Chapter 5 of Longchenpa’s text deals with relating to the spiritual master, who is likened to a physician, his teaching to medicine to cure the disease of disturbing emotions. At the end of Chapter 8 that discusses the awakening mind of bodhichitta, His Holiness turned to Je Tsongkhapa’s ‘Concise Stages of the Path to Enlightenment’, which concurs that the awakening mind of bodhichitta is the central pillar of the Great Vehicle path. Turning back again to Longchenpa’s text, His Holiness made an energetic effort to read most of the text before the end of the afternoon.
His Holiness promised to give lay-practitioner’s vows and bodhisattva vows in connection with an Avalokiteshvara empowerment tomorrow morning, all of which involve establishing trust and commitment to the lama.

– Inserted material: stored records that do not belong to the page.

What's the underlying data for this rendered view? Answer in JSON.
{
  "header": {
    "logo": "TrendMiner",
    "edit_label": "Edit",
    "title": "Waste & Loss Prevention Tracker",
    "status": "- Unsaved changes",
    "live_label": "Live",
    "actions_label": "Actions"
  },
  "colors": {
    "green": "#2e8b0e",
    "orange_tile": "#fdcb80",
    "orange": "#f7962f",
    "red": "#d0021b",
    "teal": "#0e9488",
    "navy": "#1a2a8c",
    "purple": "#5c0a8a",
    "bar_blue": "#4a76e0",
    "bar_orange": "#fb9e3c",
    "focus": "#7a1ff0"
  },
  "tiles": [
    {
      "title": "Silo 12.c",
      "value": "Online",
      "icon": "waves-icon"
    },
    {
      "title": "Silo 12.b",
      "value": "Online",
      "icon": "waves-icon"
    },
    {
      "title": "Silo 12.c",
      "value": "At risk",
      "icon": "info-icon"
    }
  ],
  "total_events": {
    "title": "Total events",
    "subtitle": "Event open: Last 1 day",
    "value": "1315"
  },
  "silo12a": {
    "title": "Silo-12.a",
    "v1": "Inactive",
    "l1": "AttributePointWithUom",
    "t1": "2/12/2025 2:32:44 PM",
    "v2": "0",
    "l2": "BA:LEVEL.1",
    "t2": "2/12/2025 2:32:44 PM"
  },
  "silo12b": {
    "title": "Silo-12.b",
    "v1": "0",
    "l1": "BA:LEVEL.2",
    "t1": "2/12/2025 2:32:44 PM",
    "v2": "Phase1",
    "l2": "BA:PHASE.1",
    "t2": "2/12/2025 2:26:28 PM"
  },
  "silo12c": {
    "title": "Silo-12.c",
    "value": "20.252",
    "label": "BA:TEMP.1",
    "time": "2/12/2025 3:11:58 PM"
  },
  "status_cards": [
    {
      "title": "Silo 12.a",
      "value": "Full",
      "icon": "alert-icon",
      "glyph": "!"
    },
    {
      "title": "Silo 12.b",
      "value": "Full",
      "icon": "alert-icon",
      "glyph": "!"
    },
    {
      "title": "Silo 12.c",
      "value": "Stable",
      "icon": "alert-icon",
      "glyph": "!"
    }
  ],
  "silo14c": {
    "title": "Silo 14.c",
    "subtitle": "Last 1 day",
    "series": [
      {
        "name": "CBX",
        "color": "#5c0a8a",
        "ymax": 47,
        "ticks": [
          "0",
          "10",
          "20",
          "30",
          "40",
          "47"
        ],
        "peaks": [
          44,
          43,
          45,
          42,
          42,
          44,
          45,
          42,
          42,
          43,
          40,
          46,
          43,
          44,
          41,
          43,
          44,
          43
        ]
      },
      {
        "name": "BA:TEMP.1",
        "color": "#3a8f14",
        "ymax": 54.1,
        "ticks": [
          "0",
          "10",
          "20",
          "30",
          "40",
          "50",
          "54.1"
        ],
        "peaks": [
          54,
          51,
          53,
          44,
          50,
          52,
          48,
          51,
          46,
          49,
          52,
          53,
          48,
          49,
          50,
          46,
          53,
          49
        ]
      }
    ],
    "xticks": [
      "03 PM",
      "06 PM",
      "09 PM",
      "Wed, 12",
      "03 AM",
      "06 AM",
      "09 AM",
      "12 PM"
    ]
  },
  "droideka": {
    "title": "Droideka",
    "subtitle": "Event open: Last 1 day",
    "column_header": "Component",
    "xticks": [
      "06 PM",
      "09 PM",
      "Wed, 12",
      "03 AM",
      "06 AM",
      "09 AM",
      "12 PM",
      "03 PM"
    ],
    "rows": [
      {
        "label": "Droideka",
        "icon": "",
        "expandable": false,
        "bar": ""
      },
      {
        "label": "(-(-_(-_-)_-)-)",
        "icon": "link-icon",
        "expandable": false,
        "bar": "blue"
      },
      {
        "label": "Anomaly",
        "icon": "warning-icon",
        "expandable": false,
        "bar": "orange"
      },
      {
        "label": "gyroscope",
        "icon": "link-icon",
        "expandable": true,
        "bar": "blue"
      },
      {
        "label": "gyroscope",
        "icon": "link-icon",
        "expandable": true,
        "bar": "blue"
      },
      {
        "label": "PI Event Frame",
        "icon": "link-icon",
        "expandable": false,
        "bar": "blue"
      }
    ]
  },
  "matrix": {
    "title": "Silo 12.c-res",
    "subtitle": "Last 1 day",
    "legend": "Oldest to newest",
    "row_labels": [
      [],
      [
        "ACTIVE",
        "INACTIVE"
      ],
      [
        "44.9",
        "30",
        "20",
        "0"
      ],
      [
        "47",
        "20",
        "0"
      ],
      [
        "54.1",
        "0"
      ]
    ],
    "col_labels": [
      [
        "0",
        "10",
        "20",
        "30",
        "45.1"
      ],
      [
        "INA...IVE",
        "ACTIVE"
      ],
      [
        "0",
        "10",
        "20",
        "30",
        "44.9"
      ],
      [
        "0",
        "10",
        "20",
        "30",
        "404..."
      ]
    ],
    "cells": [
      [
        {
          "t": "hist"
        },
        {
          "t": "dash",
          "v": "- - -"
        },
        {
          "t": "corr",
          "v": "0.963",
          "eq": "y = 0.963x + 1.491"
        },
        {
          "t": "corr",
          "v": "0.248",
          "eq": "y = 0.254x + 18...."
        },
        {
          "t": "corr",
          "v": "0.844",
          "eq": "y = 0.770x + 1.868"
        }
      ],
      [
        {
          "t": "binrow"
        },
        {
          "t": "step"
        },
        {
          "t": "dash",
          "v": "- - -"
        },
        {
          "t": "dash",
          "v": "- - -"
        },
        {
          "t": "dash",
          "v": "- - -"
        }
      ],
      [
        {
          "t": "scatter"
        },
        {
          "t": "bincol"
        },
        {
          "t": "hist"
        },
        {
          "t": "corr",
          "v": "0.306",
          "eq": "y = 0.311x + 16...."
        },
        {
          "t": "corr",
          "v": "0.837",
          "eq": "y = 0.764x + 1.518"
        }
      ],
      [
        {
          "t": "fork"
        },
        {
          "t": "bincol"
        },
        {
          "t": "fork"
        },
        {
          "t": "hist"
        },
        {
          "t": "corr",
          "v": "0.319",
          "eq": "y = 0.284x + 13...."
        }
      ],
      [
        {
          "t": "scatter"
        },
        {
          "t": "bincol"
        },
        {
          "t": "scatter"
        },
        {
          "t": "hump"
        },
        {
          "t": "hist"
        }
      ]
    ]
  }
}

In the light of this, His Holiness clarified that there may still be some people who choose to persist in their worship of the pernicious spirit Shugden or Dolgyal, about which his advice has been clear for a long time. If that is the case, he asked them not to come tomorrow. On the other hand, if they choose to give it up, and they should feel no fear or sense that they are putting themselves at risk by doing so, they will be welcome to attend.